I nuovi stalli per le soste non saranno a pagamento

L’assessore alla Mobilità, Mannetti: abbiamo raccolto le istanze dei cittadini Per un giusto ricambio ci saranno dischi orari da 15, 30 minuti e un’ora
L’AQUILA. Alcune strisce bianche, che indicano i parcheggi liberi, ovvero non a pagamento, sono già state disegnate.
Come su via Alcide De Gasperi, dove le aree di sosta senza limitazioni orarie sono 64, mentre per 22 parcheggi è previsto il disco orario con un massimo di 30 minuti.
Altri parcheggi, tutti rigorosamente non a pagamento, saranno individuati in via Tagliacozzo, via Pescara, corso Federico II e piazza Salvo D'Acquisto. Dopo l'approvazione della delibera, avvenuta qualche giorno fa da parte della giunta, si procede a grandi passi per mettere in atto il piano di programmazione delle aree di sosta voluto dall'assessore alla Mobilità, Carla Mannetti, che ha raccolto le istanze dei cittadini e dei commercianti. Scartata definitivamente l'ipotesi di un ritorno delle strisce blu, il Comune ha optato per una mappa che individua specifiche aree di sosta, per un totale di 372 parcheggi.
Tutti liberi, o al massimo con disco orario che varia tra i 60 e i 30 minuti, fino ai 15 minuti previsti per gli stalli destinati a carico e scarico merci. Aumenteranno anche i parcheggi destinati ai disabili. «Si è partiti da via Alcide De Gasperi, dove già sono stati individuati 64 parcheggi liberi e 22 con disco orario, due per diversamente abili, altrettanti per la ricarica delle auto elettriche e due con sosta provvisoria di 15 minuti», fa sapere Mannetti, «stiamo raccogliendo le segnalazioni di residenti e commercianti, l'ultima è arrivata da via Antica Arischia, per capire se ci possono essere altre aree da destinare a parcheggi liberi». Lo stesso criterio è stato adottato, per limitare la sosta selvaggia e migliorare la viabilità, su via Tagliacozzo, via Pescara, corso Federico II e piazza Salvo D'Acquisto. «Con il rientro delle attività in centro storico e i cantieri della ricostruzione», afferma Mannetti, «è necessario garantire un turnover che consenta una rotazione delle auto in sosta.
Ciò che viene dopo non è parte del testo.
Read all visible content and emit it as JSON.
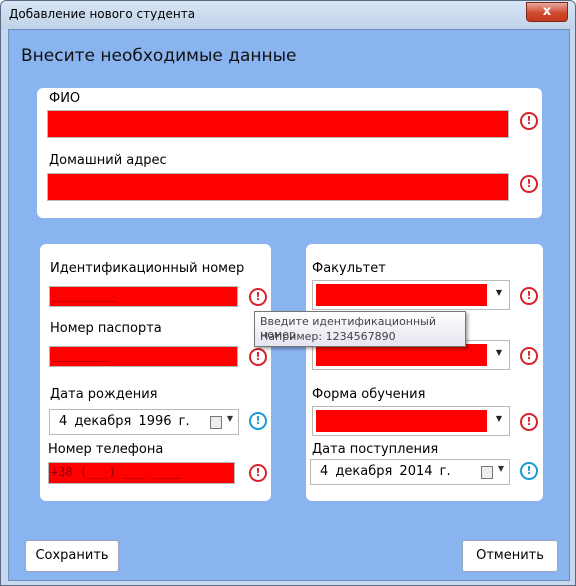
{
  "window": {
    "title": "Добавление нового студента",
    "close_glyph": "x"
  },
  "heading": "Внесите необходимые данные",
  "top_panel": {
    "fio_label": "ФИО",
    "address_label": "Домашний адрес"
  },
  "left_panel": {
    "id_label": "Идентификационный номер",
    "id_mask": "_________",
    "passport_label": "Номер паспорта",
    "passport_mask": "________",
    "birth_label": "Дата рождения",
    "birth_value": "4 декабря 1996 г.",
    "phone_label": "Номер телефона",
    "phone_mask": "+38 (___) ___ ____"
  },
  "right_panel": {
    "faculty_label": "Факультет",
    "study_form_label": "Форма обучения",
    "admission_label": "Дата поступления",
    "admission_value": "4 декабря 2014 г."
  },
  "tooltip": {
    "line1": "Введите идентификационный номер",
    "line2": "Например: 1234567890"
  },
  "buttons": {
    "save": "Сохранить",
    "cancel": "Отменить"
  },
  "icons": {
    "error": "!",
    "info": "!",
    "dropdown": "▼"
  },
  "colors": {
    "invalid_field": "#ff0000",
    "client_bg": "#89b4f0",
    "error_icon": "#d8222a",
    "info_icon": "#1a9ad6"
  }
}
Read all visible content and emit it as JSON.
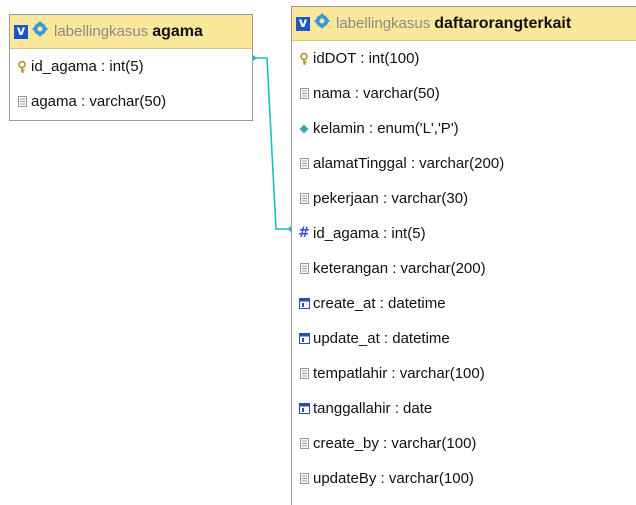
{
  "tables": [
    {
      "id": "agama",
      "v_label": "v",
      "database": "labellingkasus",
      "name": "agama",
      "columns": [
        {
          "text": "id_agama : int(5)",
          "icon": "primary-key-icon"
        },
        {
          "text": "agama : varchar(50)",
          "icon": "text-column-icon"
        }
      ]
    },
    {
      "id": "daftarorangterkait",
      "v_label": "v",
      "database": "labellingkasus",
      "name": "daftarorangterkait",
      "columns": [
        {
          "text": "idDOT : int(100)",
          "icon": "primary-key-icon"
        },
        {
          "text": "nama : varchar(50)",
          "icon": "text-column-icon"
        },
        {
          "text": "kelamin : enum('L','P')",
          "icon": "enum-column-icon"
        },
        {
          "text": "alamatTinggal : varchar(200)",
          "icon": "text-column-icon"
        },
        {
          "text": "pekerjaan : varchar(30)",
          "icon": "text-column-icon"
        },
        {
          "text": "id_agama : int(5)",
          "icon": "numeric-column-icon"
        },
        {
          "text": "keterangan : varchar(200)",
          "icon": "text-column-icon"
        },
        {
          "text": "create_at : datetime",
          "icon": "date-column-icon"
        },
        {
          "text": "update_at : datetime",
          "icon": "date-column-icon"
        },
        {
          "text": "tempatlahir : varchar(100)",
          "icon": "text-column-icon"
        },
        {
          "text": "tanggallahir : date",
          "icon": "date-column-icon"
        },
        {
          "text": "create_by : varchar(100)",
          "icon": "text-column-icon"
        },
        {
          "text": "updateBy : varchar(100)",
          "icon": "text-column-icon"
        }
      ]
    }
  ],
  "colors": {
    "header_bg": "#fce89a",
    "relation_line": "#18c1c1",
    "v_button": "#1a56c9",
    "gear": "#3a98d8"
  }
}
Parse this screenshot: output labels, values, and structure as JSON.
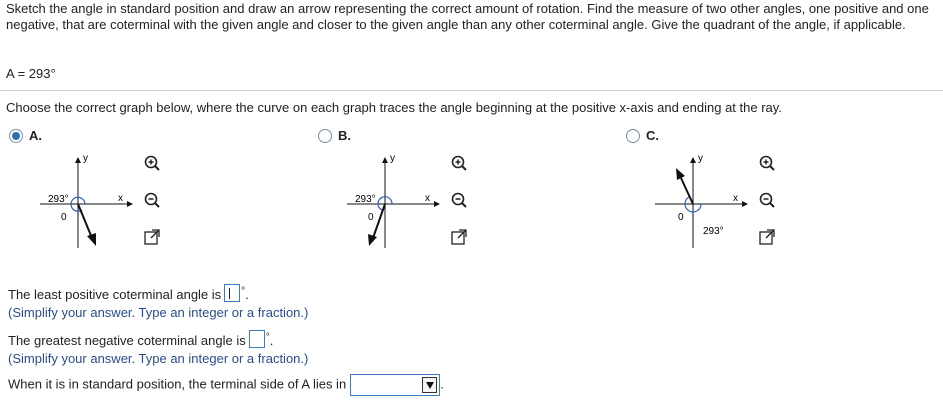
{
  "question": "Sketch the angle in standard position and draw an arrow representing the correct amount of rotation. Find the measure of two other angles, one positive and one negative, that are coterminal with the given angle and closer to the given angle than any other coterminal angle. Give the quadrant of the angle, if applicable.",
  "given": "A = 293°",
  "prompt": "Choose the correct graph below, where the curve on each graph traces the angle beginning at the positive x-axis and ending at the ray.",
  "options": [
    {
      "label": "A.",
      "selected": true
    },
    {
      "label": "B.",
      "selected": false
    },
    {
      "label": "C.",
      "selected": false
    }
  ],
  "graph_labels": {
    "x": "x",
    "y": "y",
    "origin": "0",
    "angle": "293°"
  },
  "icons": [
    "zoom-in-icon",
    "zoom-out-icon",
    "expand-icon"
  ],
  "answers": {
    "least_positive_label": "The least positive coterminal angle is",
    "greatest_negative_label": "The greatest negative coterminal angle is",
    "hint": "(Simplify your answer. Type an integer or a fraction.)",
    "degree_symbol": "°",
    "period": ".",
    "quadrant_label": "When it is in standard position, the terminal side of A lies in",
    "quadrant_value": ""
  },
  "colors": {
    "radio_selected": "#2f6fb4",
    "arc": "#2f5fb8",
    "input_border": "#3a7bc8",
    "hint": "#2a4d8f"
  }
}
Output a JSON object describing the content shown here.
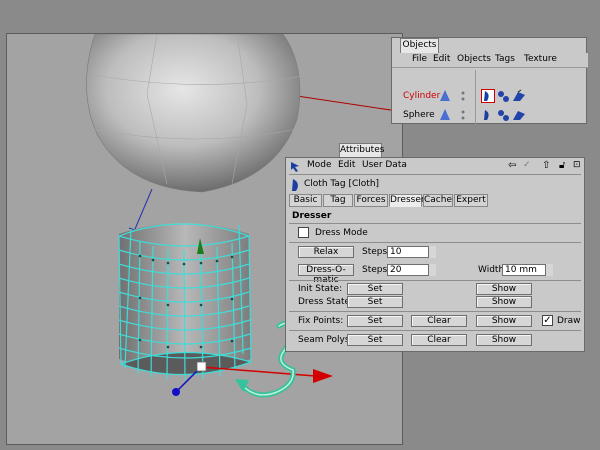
{
  "objects_window": {
    "tab_label": "Objects",
    "menu": [
      "File",
      "Edit",
      "Objects",
      "Tags",
      "Texture"
    ],
    "rows": [
      {
        "name": "Cylinder",
        "color": "#cc0000"
      },
      {
        "name": "Sphere",
        "color": "#000000"
      }
    ]
  },
  "attributes_window": {
    "tab_label": "Attributes",
    "menu": [
      "Mode",
      "Edit",
      "User Data"
    ],
    "tag_title": "Cloth Tag [Cloth]",
    "tabs": [
      "Basic",
      "Tag",
      "Forces",
      "Dresser",
      "Cache",
      "Expert"
    ],
    "active_tab": "Dresser",
    "section": "Dresser",
    "dress_mode_label": "Dress Mode",
    "relax_label": "Relax",
    "steps_label": "Steps",
    "relax_steps": "10",
    "dressomatic_label": "Dress-O-matic",
    "dress_steps": "20",
    "width_label": "Width",
    "width_value": "10 mm",
    "init_state_label": "Init State:",
    "dress_state_label": "Dress State:",
    "fix_points_label": "Fix Points:",
    "seam_polys_label": "Seam Polys:",
    "set_label": "Set",
    "clear_label": "Clear",
    "show_label": "Show",
    "draw_label": "Draw",
    "draw_checked": "✓"
  },
  "colors": {
    "wire": "#3fdcd8",
    "annotation_arrow": "#36c29a",
    "axis_x": "#d40000",
    "axis_y": "#1c7d1c",
    "axis_z": "#1010c8"
  }
}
È allo studio degli uffici del mio assessorato anche una ricognizione di tutte le aree parcheggio comunali in convenzione, come per alcuni agglomerati residenziali e centri commerciali, che sono sorti negli ultimi anni, per verificare il corretto utilizzo delle aree di sosta». Verifiche propedeutiche alla redazione del Piano parcheggi, che dovrebbe essere operativo entro il prossimo anno: uno stralcio del più complesso Piano della mobilità urbana, che avrà tempi più lunghi e prevede una fase di ascolto e partecipazione attiva, oltre alle analisi sui flussi e sulla mobilità.
«Le zone scelte per i parcheggi con disco orario», evidenzia l’assessore alla Mobilità Mannetti, «sono frutto di una ricognizione della polizia municipale e dei tecnici comunali del settore, che hanno tenuto conto anche delle esigenze di quanti sono tornati a vivere e frequentare il centro storico». I cittadini possono inviare segnalazioni sulla necessità di nuove zone da destinare a parcheggi, all'indirizzo: pums@comune.laquila.gov.it.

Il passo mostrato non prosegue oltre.